The snapping crackle of a swath of bullets flicking past overhead drove his cheek down to the cold, wet receiver of the anti-tank rifle. His heart lurching in his chest as black, ice talons tried to snatch his heart and leave him paralyzed in fear. It took effort. A force of will he wasn't sure he had, to blink, and focus. He had practiced this. Slow things down. Round is chambered. Safety is off. Acquire a target. Each step slowed his heart rate, each step helping him focus, push aside fear and terror, and do what needed to be done. The enemy had half-tracks, and he was the only one in immediate position to slow them down, to stop them.
The nose of one of the machines lined up with the front post of the rifle's sight, it was between six and five hundred yards. He exhaled his breath and squeezed the trigger. The rapid fire of the machine guns, the piercing crackle of rifles, and the staccato of the sub-machineguns died in the drowning roar of the G1939. The blast deflected by the muzzle brake rippled perpendicular to his position through the grass, as Halliger was shoved in the shoulder by a force few would ever experience. He reset, and fired again, driving another hardened steel projectile down range, through a second hole in the half track's radiator, punching through the cylinder bores and snapping connecting rods like twigs, before the steel projectile shoved its way through the firewall of the vehicle, scattering steel and cast iron shards before the projectile made itself home the spare ammunition storage.
The world was mute, except for the high pitched squealing hiss in his ears as acquired the lead half track. He could feel the snapping of rounds flashing past him like angry hornets, clods of dirt were being chewed up in front of him as machineguns and rifles refocused their aim on the cannon's report. One more squeeze of the trigger sent a round on its way as he ducked out of the hair of fire that threatened to find him. He pulled the G1939 back with him, out of harms way for the moment. He could see flashes of white down, and then the deep thumping rumbling of something very loud occurring. As wet black soil stopped spraying onto him, sound started to come back, and the first words he heard, "---LL BACK! FALL BACK!" muted and hardly intelligible if it weren't for the pattern to the command. He looked for the carrying straps to load a pair of ten round magazines for the anti-tank rifle, "Scheisse!" He had forgotten the carrying pouch, either of them. Rather than dwell, he ripped the magazine out of the rifle, and rocked in a second fresh magazine. That, with the already chambered cartridge, would give him eleven to work with. Crudely swinging the G34 over his right shoulder by its strap, waited for a moment, before gathering himself and the ATR, and leaving the death pit. Three magazines forced to be left behind as he ran, rushing past the barn which now belted out heat like a furnace.

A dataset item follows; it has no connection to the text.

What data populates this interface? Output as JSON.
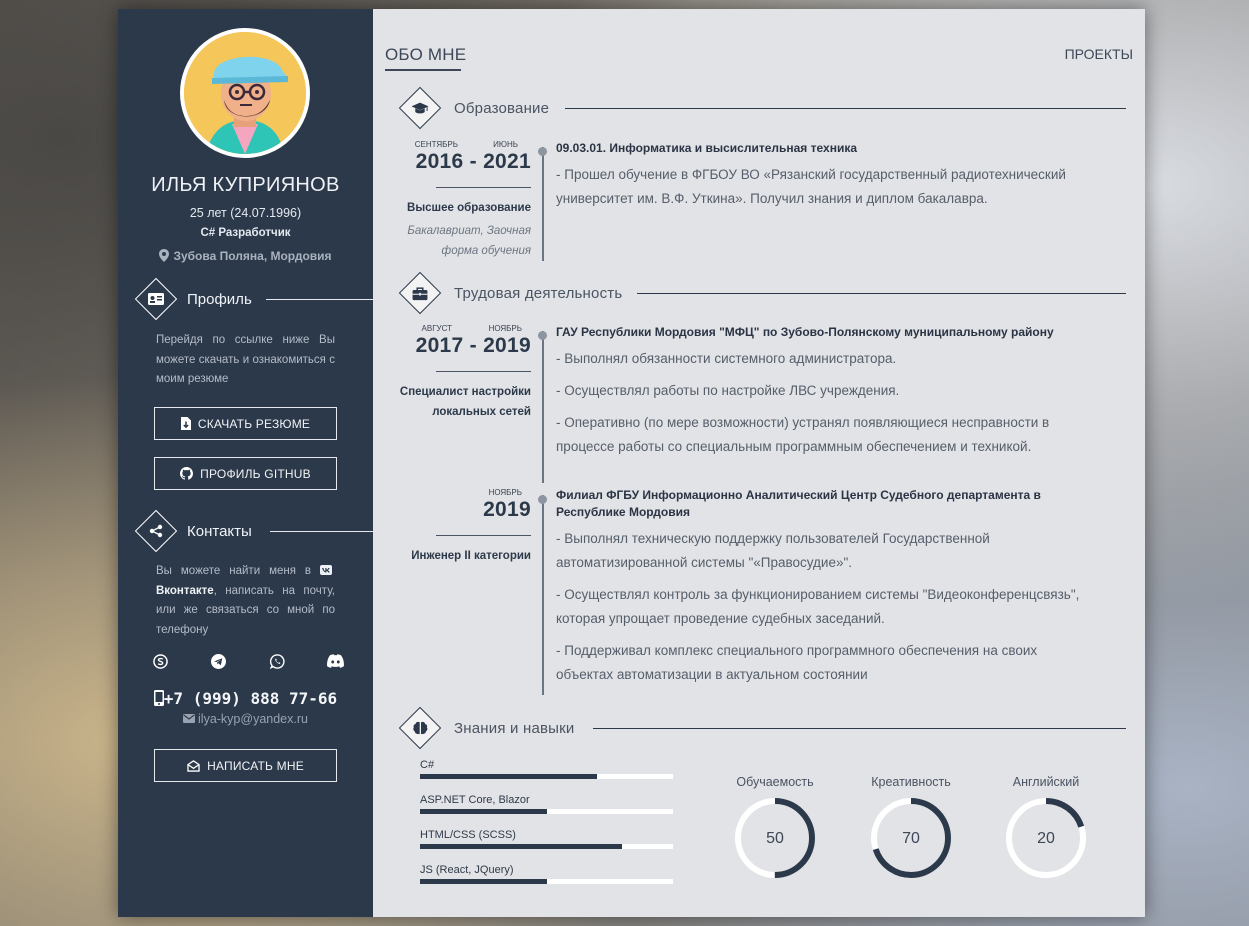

Legs like pistons, driving him forwards to the treeline, and past Balalika as he slid down the embankment, away from the bullets that sought to destroy them, he then scrambled back to the ridge, shoving the barrel of the 1939 through the base of a bush as he flopped down behind it himself. He saw a half track, about to be concealed by the inferno that was a barn. The rifle barrel swung about, he held over for range, and then fired, another thunderous pair. Hoping to slow them down with one more damaged or destroyed vehicle. The first shot he saw punching through the upper sheetmetal of the body, the second he fired through the barn itself, knowing that the burning wood would provide no protection from his gun, but the effects could not be observed. Rudolph recoiled from the slope, pulling himself, and the rifle back to his arms, to continue the retreat.